My phone rang from the bedroom and I jogged back, prepared to tell Dean to go away, but it was Rob. Of course. My literal reminder of why charismatic men were a problem for me.

“Hey, there.”

He sounded so upbeat. I’d have to force my mood to match. “Hi, Rob.” I rubbed my forehead. “Are you back in town?”

“I will be on Thursday for a radio show interview they plan to broadcast live on the mid-morning news, and then I need to get to Long Beach by Saturday morning to embark on a cruise where yours truly will be performing stand-up. So, do you think you and Piper could meet me for dinner on Thursday night? Unless you want to do something casual at your place. I know it’s a school night.”

“Dinner out sounds great. Chili’s again?” I scrunched my eyes closed, hating that I had to set up these boundaries, like meeting him on neutral ground. I didn’t know if I still needed to do that, but he hadn’t given me any hope of not needing it. We didn’t talk about it. We just… pretended like everything was fine the way it was.
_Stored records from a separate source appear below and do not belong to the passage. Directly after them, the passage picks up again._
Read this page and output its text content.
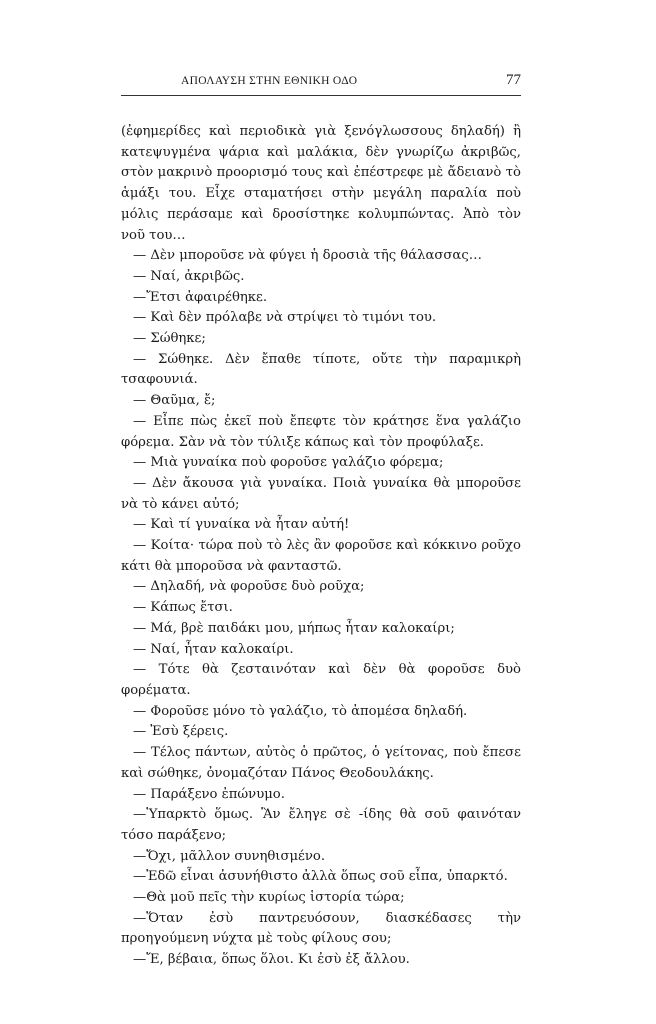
ΑΠΟΛΑΥΣΗ ΣΤΗΝ ΕΘΝΙΚΗ ΟΔΟ	77

(ἐφημερίδες καὶ περιοδικὰ γιὰ ξενόγλωσσους δηλαδή) ἢ κατεψυγμένα ψάρια καὶ μαλάκια, δὲν γνωρίζω ἀκριβῶς, στὸν μακρινὸ προορισμό τους καὶ ἐπέστρεφε μὲ ἄδειανὸ τὸ ἁμάξι του. Εἶχε σταματήσει στὴν μεγάλη παραλία ποὺ μόλις περάσαμε καὶ δροσίστηκε κολυμπώντας. Ἀπὸ τὸν νοῦ του…

— Δὲν μποροῦσε νὰ φύγει ἡ δροσιὰ τῆς θάλασσας…

— Ναί, ἀκριβῶς.

—Ἔτσι ἀφαιρέθηκε.

— Καὶ δὲν πρόλαβε νὰ στρίψει τὸ τιμόνι του.

— Σώθηκε;

— Σώθηκε. Δὲν ἔπαθε τίποτε, οὔτε τὴν παραμικρὴ τσαφουνιά.

— Θαῦμα, ἔ;

— Εἶπε πὼς ἐκεῖ ποὺ ἔπεφτε τὸν κράτησε ἕνα γαλάζιο φόρεμα. Σὰν νὰ τὸν τύλιξε κάπως καὶ τὸν προφύλαξε.

— Μιὰ γυναίκα ποὺ φοροῦσε γαλάζιο φόρεμα;

— Δὲν ἄκουσα γιὰ γυναίκα. Ποιὰ γυναίκα θὰ μποροῦσε νὰ τὸ κάνει αὐτό;

— Καὶ τί γυναίκα νὰ ἦταν αὐτή!

— Κοίτα· τώρα ποὺ τὸ λὲς ἂν φοροῦσε καὶ κόκκινο ροῦχο κάτι θὰ μποροῦσα νὰ φανταστῶ.

— Δηλαδή, νὰ φοροῦσε δυὸ ροῦχα;

— Κάπως ἔτσι.

— Μά, βρὲ παιδάκι μου, μήπως ἦταν καλοκαίρι;

— Ναί, ἦταν καλοκαίρι.

— Τότε θὰ ζεσταινόταν καὶ δὲν θὰ φοροῦσε δυὸ φορέματα.

— Φοροῦσε μόνο τὸ γαλάζιο, τὸ ἀπομέσα δηλαδή.

— Ἐσὺ ξέρεις.

— Τέλος πάντων, αὐτὸς ὁ πρῶτος, ὁ γείτονας, ποὺ ἔπεσε καὶ σώθηκε, ὀνομαζόταν Πάνος Θεοδουλάκης.

— Παράξενο ἐπώνυμο.

—Ὑπαρκτὸ ὅμως. Ἂν ἔληγε σὲ -ίδης θὰ σοῦ φαινόταν τόσο παράξενο;

—Ὄχι, μᾶλλον συνηθισμένο.

—Ἐδῶ εἶναι ἀσυνήθιστο ἀλλὰ ὅπως σοῦ εἶπα, ὑπαρκτό.

—Θὰ μοῦ πεῖς τὴν κυρίως ἱστορία τώρα;

—Ὅταν ἐσὺ παντρευόσουν, διασκέδασες τὴν προηγούμενη νύχτα μὲ τοὺς φίλους σου;

—Ἔ, βέβαια, ὅπως ὅλοι. Κι ἐσὺ ἐξ ἄλλου.
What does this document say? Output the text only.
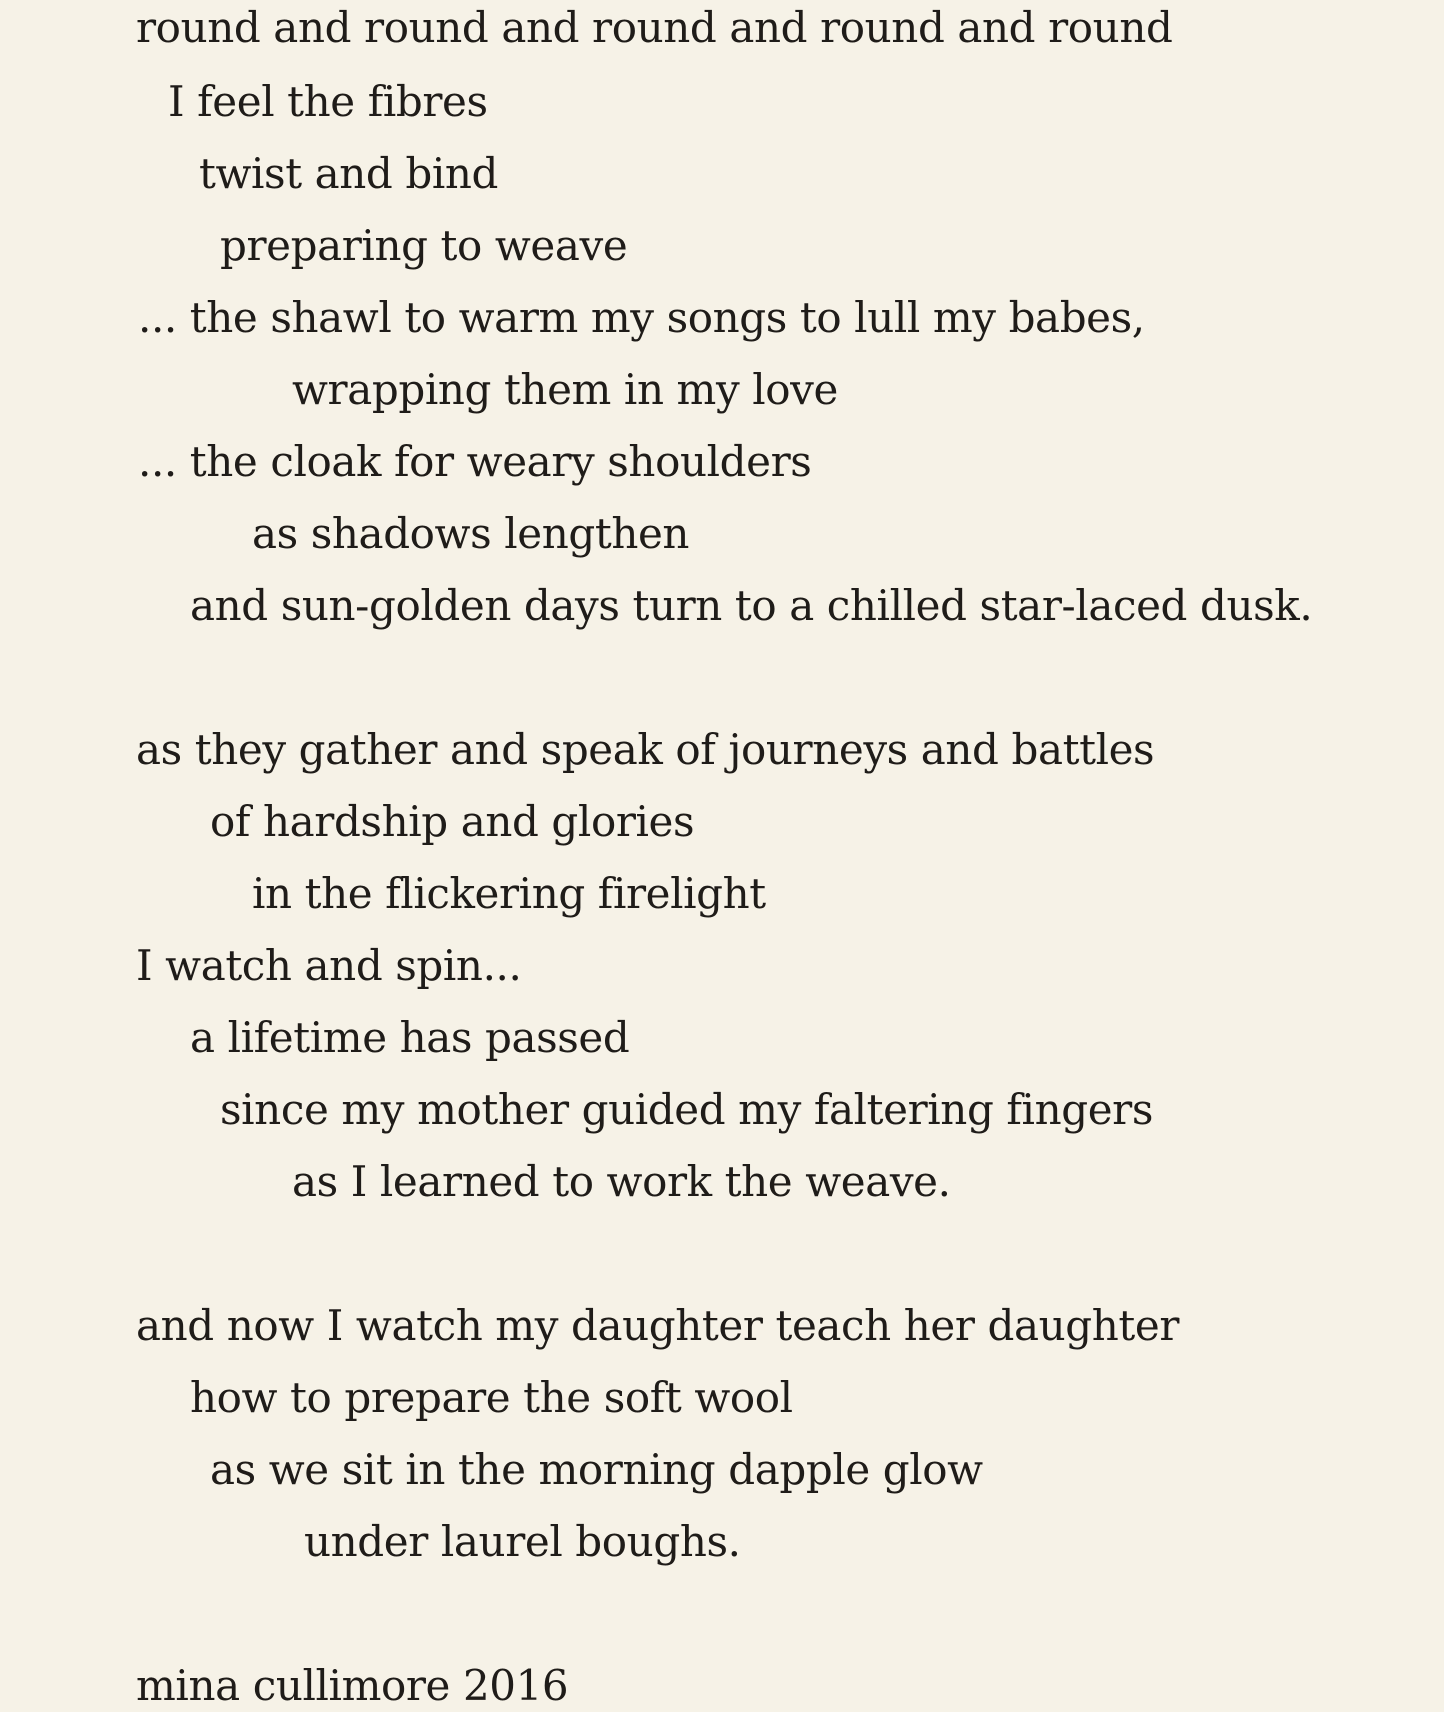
round and round and round and round and round

I feel the fibres

twist and bind

preparing to weave

... the shawl to warm my songs to lull my babes,

wrapping them in my love

... the cloak for weary shoulders

as shadows lengthen

and sun-golden days turn to a chilled star-laced dusk.

as they gather and speak of journeys and battles

of hardship and glories

in the flickering firelight

I watch and spin...

a lifetime has passed

since my mother guided my faltering fingers

as I learned to work the weave.

and now I watch my daughter teach her daughter

how to prepare the soft wool

as we sit in the morning dapple glow

under laurel boughs.

mina cullimore 2016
Piper was seven, and she didn’t know any better. She didn’t know yet that most dads took advantage of their custody agreements and fought for more time with their kids. Rob did not. What he did subtly push for was time with me. If I invited him to the house, he’d try to stay late, maybe even ask to stay the night, claiming his hotel room was so far away or that he was too tired to drive there. And then the guest bedroom bed was too small or too cold without someone to share it with. Okay, he wasn’t subtle at all. His attraction to me had never been a problem. It was the commitment part that had always needed work. I turned him down every single time. And he still asked.

“I’m fine with Chili’s.”

“Cool. I’ll see if Isaac and Carmen can come along.”

“Sounds good.”

Rob didn’t mind my brother and sister-in-law joining us. More people made it less awkward, and he probably liked that Isaac often paid.

One thing I’d have to make sure of was that Isaac didn’t say anything to Dean about my ex being in town. I didn’t need another complication. In fact, the less I thought about Dean at all until Rob left, the better.